In my response I've used a few "may" "should". The behaviour depends on your OS, compiler and compilation settings (The linker script defines the sections).

Adding

-Wa,-ahlms=myfile.lst

to gcc's command line produces a file called myfile.lst with the generated assembler code. At the top you can see

    .section .rodata
.LC0:
    .string "Vikram"

Which shows that the string is in Vikram.

The same code using (Must be in global scope, else gcc may store it on the stack, notice it is an array and not a pointer)

char name[] = "Vikram";

produces

    .data
    .type name, @object
    .size name, 7
name:
    .string "Vikram"

The syntax is a bit different but see how it is in .data section now, which is read-write. By the way this example works.

The reason you are getting a segmentation fault is that C string literals are read only according to the C standard, and you are attempting to write 's' over the second element of the literal array "Vikram".

The reason you are getting no output is because your program is buffering its output and crashes before it has a chance to flush its buffer. The purpose of the stdio library, in addition to providing friendly formatting functions like printf(3), is to reduce the overhead of i/o operations by buffering data in in-memory buffers and only flushing output when necessary, and only performing input occasionally instead of constantly. Actual input and output will not, in the general case, occur at the moment when you call the stdio function, but only when the output buffer is full (or the input buffer is empty).

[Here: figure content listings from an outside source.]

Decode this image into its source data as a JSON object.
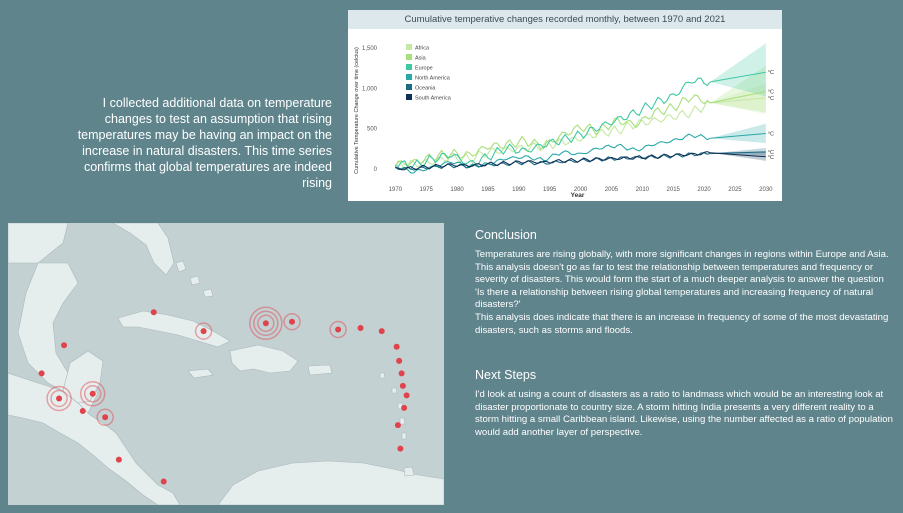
{
  "intro": {
    "text": "I collected additional data on temperature changes to test an assumption that rising temperatures may be having an impact on the increase in natural disasters. This time series confirms that global temperatures are indeed rising"
  },
  "chart_data": {
    "type": "line",
    "title": "Cumulative temperative changes recorded monthly, between 1970 and 2021",
    "xlabel": "Year",
    "ylabel": "Cumulative Temperature Change over time (celcius)",
    "xlim": [
      1968,
      2031
    ],
    "ylim": [
      -200,
      1650
    ],
    "x_ticks": [
      1970,
      1975,
      1980,
      1985,
      1990,
      1995,
      2000,
      2005,
      2010,
      2015,
      2020,
      2025,
      2030
    ],
    "y_ticks": [
      0,
      500,
      1000,
      1500
    ],
    "y_tick_labels": [
      "0",
      "500",
      "1,000",
      "1,500"
    ],
    "forecast_start": 2021,
    "forecast_end": 2030,
    "end_label": "°C",
    "legend_position": "top-left",
    "grid": false,
    "series": [
      {
        "name": "Africa",
        "color": "#c5e8a3",
        "x": [
          1970,
          1973,
          1976,
          1979,
          1982,
          1985,
          1988,
          1991,
          1994,
          1997,
          2000,
          2003,
          2006,
          2009,
          2012,
          2015,
          2018,
          2021
        ],
        "y": [
          40,
          60,
          90,
          150,
          120,
          210,
          240,
          260,
          290,
          330,
          380,
          440,
          480,
          560,
          600,
          650,
          700,
          820
        ],
        "forecast_end_value": 880,
        "band": [
          680,
          1060
        ]
      },
      {
        "name": "Asia",
        "color": "#a8df7c",
        "x": [
          1970,
          1973,
          1976,
          1979,
          1982,
          1985,
          1988,
          1991,
          1994,
          1997,
          2000,
          2003,
          2006,
          2009,
          2012,
          2015,
          2018,
          2021
        ],
        "y": [
          60,
          80,
          150,
          190,
          170,
          280,
          300,
          350,
          280,
          420,
          520,
          480,
          600,
          550,
          700,
          760,
          900,
          820
        ],
        "forecast_end_value": 960,
        "band": [
          700,
          1280
        ]
      },
      {
        "name": "Europe",
        "color": "#3ec9a3",
        "x": [
          1970,
          1973,
          1976,
          1979,
          1982,
          1985,
          1988,
          1991,
          1994,
          1997,
          2000,
          2003,
          2006,
          2009,
          2012,
          2015,
          2018,
          2021
        ],
        "y": [
          70,
          40,
          120,
          180,
          60,
          150,
          260,
          220,
          300,
          360,
          420,
          520,
          610,
          700,
          820,
          900,
          1100,
          1080
        ],
        "forecast_end_value": 1200,
        "band": [
          900,
          1560
        ]
      },
      {
        "name": "North America",
        "color": "#2aa8a8",
        "x": [
          1970,
          1973,
          1976,
          1979,
          1982,
          1985,
          1988,
          1991,
          1994,
          1997,
          2000,
          2003,
          2006,
          2009,
          2012,
          2015,
          2018,
          2021
        ],
        "y": [
          30,
          -40,
          20,
          90,
          30,
          60,
          130,
          150,
          110,
          210,
          180,
          260,
          290,
          230,
          310,
          350,
          420,
          380
        ],
        "forecast_end_value": 440,
        "band": [
          320,
          560
        ]
      },
      {
        "name": "Oceania",
        "color": "#1c6b85",
        "x": [
          1970,
          1973,
          1976,
          1979,
          1982,
          1985,
          1988,
          1991,
          1994,
          1997,
          2000,
          2003,
          2006,
          2009,
          2012,
          2015,
          2018,
          2021
        ],
        "y": [
          10,
          0,
          20,
          40,
          30,
          50,
          60,
          80,
          70,
          90,
          100,
          120,
          130,
          140,
          150,
          160,
          180,
          190
        ],
        "forecast_end_value": 210,
        "band": [
          160,
          260
        ]
      },
      {
        "name": "South America",
        "color": "#0f2f55",
        "x": [
          1970,
          1973,
          1976,
          1979,
          1982,
          1985,
          1988,
          1991,
          1994,
          1997,
          2000,
          2003,
          2006,
          2009,
          2012,
          2015,
          2018,
          2021
        ],
        "y": [
          0,
          10,
          30,
          50,
          40,
          60,
          70,
          90,
          80,
          100,
          110,
          120,
          130,
          140,
          150,
          170,
          180,
          200
        ],
        "forecast_end_value": 150,
        "band": [
          100,
          220
        ]
      }
    ]
  },
  "map": {
    "water_color": "#c4d1d3",
    "land_color": "#e6eded",
    "marker_color": "#e0434b",
    "markers": [
      {
        "lon": -72.3,
        "lat": 18.6,
        "rings": 3
      },
      {
        "lon": -70.2,
        "lat": 18.7,
        "rings": 1
      },
      {
        "lon": -66.5,
        "lat": 18.2,
        "rings": 1
      },
      {
        "lon": -77.3,
        "lat": 18.1,
        "rings": 1
      },
      {
        "lon": -88.9,
        "lat": 13.8,
        "rings": 2
      },
      {
        "lon": -86.2,
        "lat": 14.1,
        "rings": 2
      },
      {
        "lon": -90.3,
        "lat": 15.4,
        "rings": 0
      },
      {
        "lon": -88.5,
        "lat": 17.2,
        "rings": 0
      },
      {
        "lon": -87.0,
        "lat": 13.0,
        "rings": 0
      },
      {
        "lon": -85.2,
        "lat": 12.6,
        "rings": 1
      },
      {
        "lon": -84.1,
        "lat": 9.9,
        "rings": 0
      },
      {
        "lon": -80.5,
        "lat": 8.5,
        "rings": 0
      },
      {
        "lon": -81.3,
        "lat": 19.3,
        "rings": 0
      },
      {
        "lon": -63.0,
        "lat": 18.1,
        "rings": 0
      },
      {
        "lon": -61.8,
        "lat": 17.1,
        "rings": 0
      },
      {
        "lon": -61.4,
        "lat": 15.4,
        "rings": 0
      },
      {
        "lon": -61.0,
        "lat": 14.0,
        "rings": 0
      },
      {
        "lon": -61.2,
        "lat": 13.2,
        "rings": 0
      },
      {
        "lon": -61.7,
        "lat": 12.1,
        "rings": 0
      },
      {
        "lon": -61.5,
        "lat": 10.6,
        "rings": 0
      },
      {
        "lon": -61.6,
        "lat": 16.2,
        "rings": 0
      },
      {
        "lon": -61.3,
        "lat": 14.6,
        "rings": 0
      },
      {
        "lon": -64.7,
        "lat": 18.3,
        "rings": 0
      }
    ]
  },
  "conclusion": {
    "heading": "Conclusion",
    "paragraph1": "Temperatures are rising globally, with more significant changes in regions within Europe and Asia. This analysis doesn't go as far to test the relationship between temperatures and frequency or severity of disasters. This would form the start of a much deeper analysis to answer the question 'Is there a relationship between rising global temperatures and increasing frequency of natural disasters?'",
    "paragraph2": "This analysis does indicate that there is an increase in frequency of some of the most devastating disasters, such as storms and floods."
  },
  "next_steps": {
    "heading": "Next Steps",
    "paragraph": "I'd look at using a count of disasters as a ratio to landmass which would be an interesting look at disaster proportionate to country size. A storm hitting India presents a very different reality to a storm hitting a small Caribbean island. Likewise, using the number affected as a ratio of population would add another layer of perspective."
  }
}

Things are slightly different if a FILE object has been set so it flushes constantly (like stderr), but in general, that's the gist.

If you're debugging, it is best to fprintf to stderr to assure that your debug printouts will get flushed before a crash.

By default when stdout is connected to a terminal, the stream is line-buffered. In practice, in your example the absence of '\\n' (or of an explicit stream flush) is why you don't get the characters printed.

But in theory undefined behavior is not bounded (from the Standard "behavior [...] for which this International Standard imposes no requirements" ) and the segfault can happen even before the undefined behavior occurs, for example before the first printf call!